Two significant finds have emerged as a result of the book's publication. Andrew Heaton wrote to me, saying that his grandfather, John S Heaton, had been a colleague of G.O.M.'s in the RE Specials, attaching a cache of group photographs (without names attached) taken at their gas base at Helfaut. In one of them, Andrew has identified his grandfather standing in the very back row on the right. These images also remain unpublished but are a resource for anyone interested in delving into this highly specialised branch of gas warfare.
Secondly, Graham Thompson got in touch with me saying he had a document which listed all the gas ‘strafes' carried out by G.O.M.'s ‘M' Company, RE Special Brigade. This is extraordinarily detailed, showing not only the place, but the quantities and types of gas used - another valuable resource.
A final discovery was made in my own home. When G.O.M. died in 1969, he left a box of medals. The full size originals of ‘Pip, Squeak and Wilfred' (1914-15 Star, War Medal and Victory Medal) and the Territorial Efficiency Medal were accompanied by their half size replicas and a matching ribbon. There was also a separate ribbon showing the colours of two other medals, though without any corresponding originals. One was purple, the other red with five apple green vertical stripes, grouped 1-3-1. I gave these little thought at the time, assuming they were something to do with G.O.M.'s service in the Home Guard in the Second World War.
Last year, following the publication Shrapnel and Whizzbangs, I got a query from a reader asking what medals my father had been awarded. This aroused my curiosity about the two unidentified ribbon colours. I posted a message on a great war website and within hours they had been identified as the Belgian Croix de Guerre and Order of Leopold, Knight Rank.
How did they come to be among G.O.M.'s medals? Then I remembered a cryptic entry in his notebook listing of places and dates: ‘9.10.17- attached 2nd Belgian Division'. Could this be a clue? I turned to Major Foulkes' Gas! The Story of the Special Brigade (1934). In October 1917, G.O.M.'s ‘M' Company had been temporarily attached to the 2nd Belgian Division, which was holding part of the line in one of those ‘live and let live' sectors near Dixmude, where there was a tacit understanding between the two sides that no serious offensive action would be undertaken.

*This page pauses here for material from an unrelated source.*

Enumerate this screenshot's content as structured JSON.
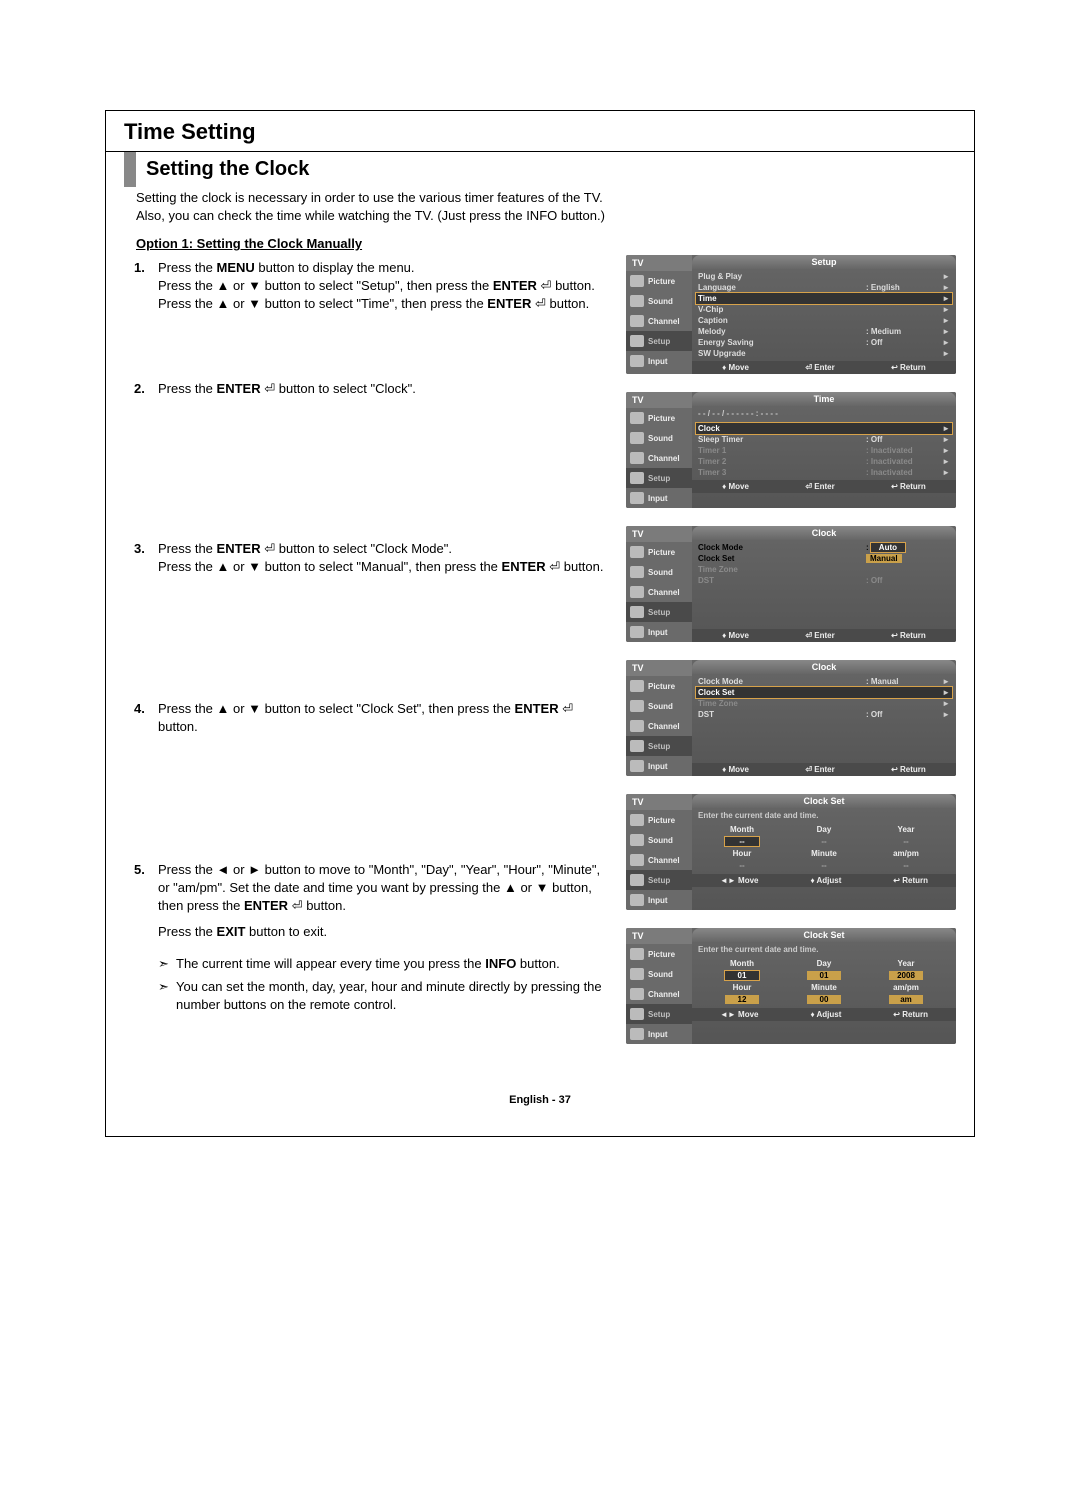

The Allied High Command had decided to bring this to an end with a surprise gas attack. To conceal the presence of British soldiers, G.O.M. and his ‘M' Company comrades wore Belgian helmets and greatcoats while they brought up all equipment needed for launching gas. When the gas was launched, followed by an assault by Belgian infantry, the Germans were taken completely by surprise. A modest tactical victory was achieved - with a considerable boost to the morale of the Belgian army. In Foulkes' words the ‘...operations were carried out without a hitch and with practically no loss to the Belgians or ourselves'.
Now comes Foulkes' telling phrase ‘I might add that the Belgian authorities were extremely generous in their awards of decorations to our officers and men'. Was my father, at the time a sergeant in ‘M' Company, a recipient of the Belgian Croix de Guerre and Order of Leopold, Knight Rank? Here the trail comes to a halt. There does not seem to be any central register of medals awarded by the Belgian authorities. Perhaps the medals were handed over ‘in bulk' to the British to be allocated by unit commanders, again without any record. I doubt if we shall ever know. Meanwhile, the ribbons lie, as they have lain for nine decades now, in G.O.M.'s medal box.